Afin de tirer au clair ces conjectures, je me rends à l'hôtel sis au 21, rue Massina, le lieu de son décès. Les nouveaux propriétaires ignorent tout de cet évènement et n'en ont aucune trace. Les anciens patrons ont disparu.
Ayant rendez-vous aux Services funéraires de la ville de Nice, je rencontre un employé qui se présente avec le dossier d'inhumation de Lemoine, mais sans la preuve notariée de ma parenté avec Lemoine, il ne me permet pas de le consulter. On m'informe que sa dépouille a été jetée au piquet... à la fausse commune, à l'encontre de ses dernières volontés.
Une lettre du 3 novembre 2011, reçue de la mairie de Nice, précise que l'Administration funéraire ne possède aucune information supplémentaire sur ce décès autre que celle qui m'a été communiquée oralement.

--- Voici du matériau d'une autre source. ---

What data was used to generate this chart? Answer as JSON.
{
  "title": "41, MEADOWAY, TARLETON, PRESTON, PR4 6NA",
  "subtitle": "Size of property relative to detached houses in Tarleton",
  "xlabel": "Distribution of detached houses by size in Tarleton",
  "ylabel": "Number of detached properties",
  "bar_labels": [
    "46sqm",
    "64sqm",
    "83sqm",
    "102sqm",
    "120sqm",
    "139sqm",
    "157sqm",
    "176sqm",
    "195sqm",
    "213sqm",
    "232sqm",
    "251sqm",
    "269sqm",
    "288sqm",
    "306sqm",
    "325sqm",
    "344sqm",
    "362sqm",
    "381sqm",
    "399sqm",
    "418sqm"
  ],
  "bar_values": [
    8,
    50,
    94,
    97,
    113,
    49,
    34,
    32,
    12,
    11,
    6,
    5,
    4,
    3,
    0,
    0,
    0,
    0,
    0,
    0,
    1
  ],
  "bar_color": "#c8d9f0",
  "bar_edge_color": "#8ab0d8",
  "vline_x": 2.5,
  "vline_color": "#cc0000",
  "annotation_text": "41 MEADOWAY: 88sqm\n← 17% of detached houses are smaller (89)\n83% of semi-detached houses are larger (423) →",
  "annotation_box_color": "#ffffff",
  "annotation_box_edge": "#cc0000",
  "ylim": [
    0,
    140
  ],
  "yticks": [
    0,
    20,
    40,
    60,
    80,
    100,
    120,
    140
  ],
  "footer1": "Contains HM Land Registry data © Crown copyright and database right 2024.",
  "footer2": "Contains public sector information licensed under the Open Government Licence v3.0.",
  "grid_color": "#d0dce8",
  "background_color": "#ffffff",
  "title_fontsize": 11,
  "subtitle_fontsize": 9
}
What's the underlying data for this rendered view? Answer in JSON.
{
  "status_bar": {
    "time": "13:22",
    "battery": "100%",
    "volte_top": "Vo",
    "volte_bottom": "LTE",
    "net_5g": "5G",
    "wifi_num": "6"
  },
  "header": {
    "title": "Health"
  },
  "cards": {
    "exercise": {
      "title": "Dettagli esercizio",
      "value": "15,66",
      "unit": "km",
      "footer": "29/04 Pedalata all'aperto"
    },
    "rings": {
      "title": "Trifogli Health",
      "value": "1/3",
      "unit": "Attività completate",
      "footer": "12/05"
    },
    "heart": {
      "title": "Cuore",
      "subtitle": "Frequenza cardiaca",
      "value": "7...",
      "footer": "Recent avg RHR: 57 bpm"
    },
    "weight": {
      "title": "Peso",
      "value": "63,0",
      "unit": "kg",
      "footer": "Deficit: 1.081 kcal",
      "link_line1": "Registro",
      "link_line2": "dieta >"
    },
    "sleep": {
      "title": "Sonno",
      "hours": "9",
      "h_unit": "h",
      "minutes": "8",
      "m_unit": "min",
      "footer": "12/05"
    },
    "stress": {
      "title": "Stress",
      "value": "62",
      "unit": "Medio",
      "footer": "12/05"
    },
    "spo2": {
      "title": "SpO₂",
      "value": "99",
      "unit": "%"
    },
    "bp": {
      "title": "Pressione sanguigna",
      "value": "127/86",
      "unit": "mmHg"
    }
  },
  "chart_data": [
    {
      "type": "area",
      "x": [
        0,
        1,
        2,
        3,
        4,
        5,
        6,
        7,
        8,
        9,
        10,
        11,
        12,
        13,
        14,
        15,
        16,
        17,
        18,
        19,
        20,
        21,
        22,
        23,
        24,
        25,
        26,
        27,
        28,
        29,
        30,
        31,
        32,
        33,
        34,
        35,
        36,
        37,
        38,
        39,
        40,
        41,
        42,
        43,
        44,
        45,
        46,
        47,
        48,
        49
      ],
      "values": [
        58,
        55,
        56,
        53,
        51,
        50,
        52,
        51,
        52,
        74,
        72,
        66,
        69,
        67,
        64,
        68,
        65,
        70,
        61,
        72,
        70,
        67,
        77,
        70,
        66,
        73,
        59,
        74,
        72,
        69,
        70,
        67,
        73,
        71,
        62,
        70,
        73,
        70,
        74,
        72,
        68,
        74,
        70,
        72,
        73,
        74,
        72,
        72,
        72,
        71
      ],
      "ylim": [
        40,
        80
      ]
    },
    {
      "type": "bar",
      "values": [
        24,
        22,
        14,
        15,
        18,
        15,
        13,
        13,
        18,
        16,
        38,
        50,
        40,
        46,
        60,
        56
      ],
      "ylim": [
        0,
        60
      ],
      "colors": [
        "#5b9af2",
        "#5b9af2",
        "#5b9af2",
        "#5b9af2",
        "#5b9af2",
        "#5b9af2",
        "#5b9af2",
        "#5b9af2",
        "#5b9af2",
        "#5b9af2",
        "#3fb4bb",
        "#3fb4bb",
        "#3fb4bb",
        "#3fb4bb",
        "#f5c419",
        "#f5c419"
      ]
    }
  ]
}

Dans la présente réédition, sous le titre LA LIBERTÉ DE L'ÉCRIVAIN, la première partie reproduit les plaidoiries, le jugement devant le Tribunal civil de la Seine confirmé par la cour d'Appel de Paris opposant Jean Lemoine, plaignant, contre M. Psichari, héritier d'Anatole France et Calmann-Lévy, éditeurs.
La deuxième partie, sous le titre L'INTERNEMENT ARBITRAIRE ET LA LIBERTÉ INDIVIDUELLE, traite du régime des aliénés en France, en vigueur au début du XXème siècle et de ses nécessaires réformes.
De ses malheurs subis qui n'ont pas altérés la valeur des ses recherches historiques, Jean Lemoine finit par se relever.
Aussi est posée la question toujours actuelle de la LIBERTÉ atteinte dans son principe même par cell pervertie de l'écrivain et par la violation de la liberté du citoyen dont Jean Lemoine fut doublement victime.
Alain Massot
Margate, le 8 mars 2018
* Les faits et les citations sont tirées du dossier Jean Lemoine, archives du Service historique de l'Armée de terre, ainsi que des plaidoiries et jugements subséquents devant la cour.